TF2 can simply be installed in the default venv. There is no need for an extra headless-tf2 venv as soon as the conflict is fixed, for example by removing ocrd_cis.

The issue can be closed after removing that outdated submodule.

Maybe we can agree that submodules which use recent software versions should ideally be installed in the default venv.

Additional venvs should be avoided where possible. They cannot be avoided for submodules which use incompatible old software versions, so for example headless-tf1 is needed as long as submodules depend on Tensorflow 1.x

If ocrd_cis requires calamari 0.3.5 then it should probably go to the environment supporting TF 1.x.

for example by removing ocrd_cis.

The issue can be closed after removing that outdated submodule

What are you talking about? ocrd_cis is one of the most important modules we have.

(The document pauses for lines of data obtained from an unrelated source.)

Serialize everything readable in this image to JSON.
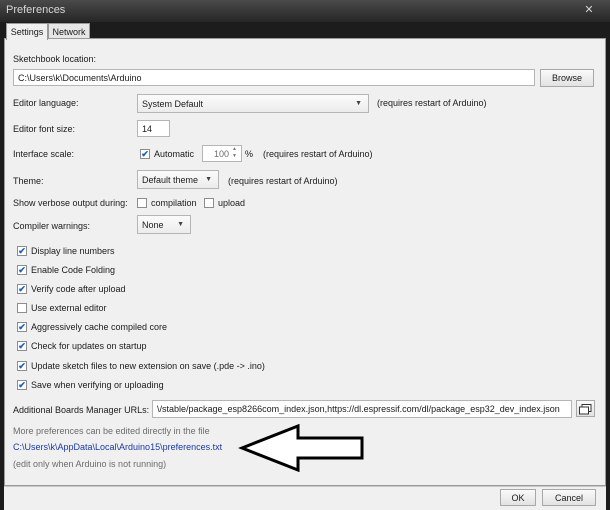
{
  "window": {
    "title": "Preferences",
    "close_glyph": "✕"
  },
  "tabs": [
    {
      "label": "Settings"
    },
    {
      "label": "Network"
    }
  ],
  "sketchbook": {
    "label": "Sketchbook location:",
    "value": "C:\\Users\\k\\Documents\\Arduino",
    "browse": "Browse"
  },
  "editor_language": {
    "label": "Editor language:",
    "value": "System Default",
    "note": "(requires restart of Arduino)"
  },
  "font_size": {
    "label": "Editor font size:",
    "value": "14"
  },
  "interface_scale": {
    "label": "Interface scale:",
    "auto_label": "Automatic",
    "value": "100",
    "unit": "%",
    "note": "(requires restart of Arduino)"
  },
  "theme": {
    "label": "Theme:",
    "value": "Default theme",
    "note": "(requires restart of Arduino)"
  },
  "verbose": {
    "label": "Show verbose output during:",
    "compilation": "compilation",
    "upload": "upload"
  },
  "compiler_warnings": {
    "label": "Compiler warnings:",
    "value": "None"
  },
  "options": [
    {
      "label": "Display line numbers",
      "checked": true
    },
    {
      "label": "Enable Code Folding",
      "checked": true
    },
    {
      "label": "Verify code after upload",
      "checked": true
    },
    {
      "label": "Use external editor",
      "checked": false
    },
    {
      "label": "Aggressively cache compiled core",
      "checked": true
    },
    {
      "label": "Check for updates on startup",
      "checked": true
    },
    {
      "label": "Update sketch files to new extension on save (.pde -> .ino)",
      "checked": true
    },
    {
      "label": "Save when verifying or uploading",
      "checked": true
    }
  ],
  "boards_urls": {
    "label": "Additional Boards Manager URLs:",
    "value": "\\/stable/package_esp8266com_index.json,https://dl.espressif.com/dl/package_esp32_dev_index.json"
  },
  "more_prefs": {
    "note": "More preferences can be edited directly in the file",
    "path": "C:\\Users\\k\\AppData\\Local\\Arduino15\\preferences.txt",
    "hint": "(edit only when Arduino is not running)"
  },
  "footer": {
    "ok": "OK",
    "cancel": "Cancel"
  },
  "check_glyph": "✔"
}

TF2 can simply be installed in the default venv

TF in the main venv has brought us into mutual dependency hell with other modules in the past (numpy IIRC), probably does today, and certainly will in the future. Abandoning this long held precaution makes no sense, because you don't even save up much space (the large packages are TF and its dependents, not the stuff in the main venv).

Same is true for headless-torch14 BTW (which I saw you attempt to remove in some other branch).

@mikegerber

If ocrd_cis requires calamari 0.3.5 then it should probably go to the environment supporting TF 1.x.

Yes, but that old version does not depend on TF though (only protobuf). So my take is still that this should be removed from ocrd_cis soon.

What are you talking about? ocrd_cis is one of the most important modules we have.

I misunderstood your "will likely be removed soon". Then let's wait until for the updates of ocrd_cis and ocrd_calamari which hopefully will fix the conflict and allow closing this issue.

Then let's wait until for the updates of ocrd_cis and ocrd_calamari which hopefully will fix the conflict and allow closing this issue.

I don't see any conflict. They reside in different venvs.

If you hope to achieve all-in-one (fat) builds without sub-venvs, then let me reiterate that this is fruitless: there will always be some conflicts around the corner in this evolving federated system. We'll need to manage sub-venvs as long as we have no other isolation mechanism (think: networking).

If you hope to achieve all-in-one (fat) builds without sub-venvs, then let me reiterate that this is fruitless: there will always be some conflicts around the corner in this evolving federated system. We'll need to manage sub-venvs as long as we have no other isolation mechanism (think: networking).

100% agree with this. You'll always have conflicting dependencies and it's best to have a solution that works with this fact - separate venvs or containers.

For the current ocrd_all submodules it is sufficient to have two separate venvs (one main venv, one sub-venv). That works without dependency conflicts for different versions of Ubuntu / Debian and Python3 and minimizes build time and storage requirements: https://github.com/stweil/ocrd_all/actions/runs/2029562843.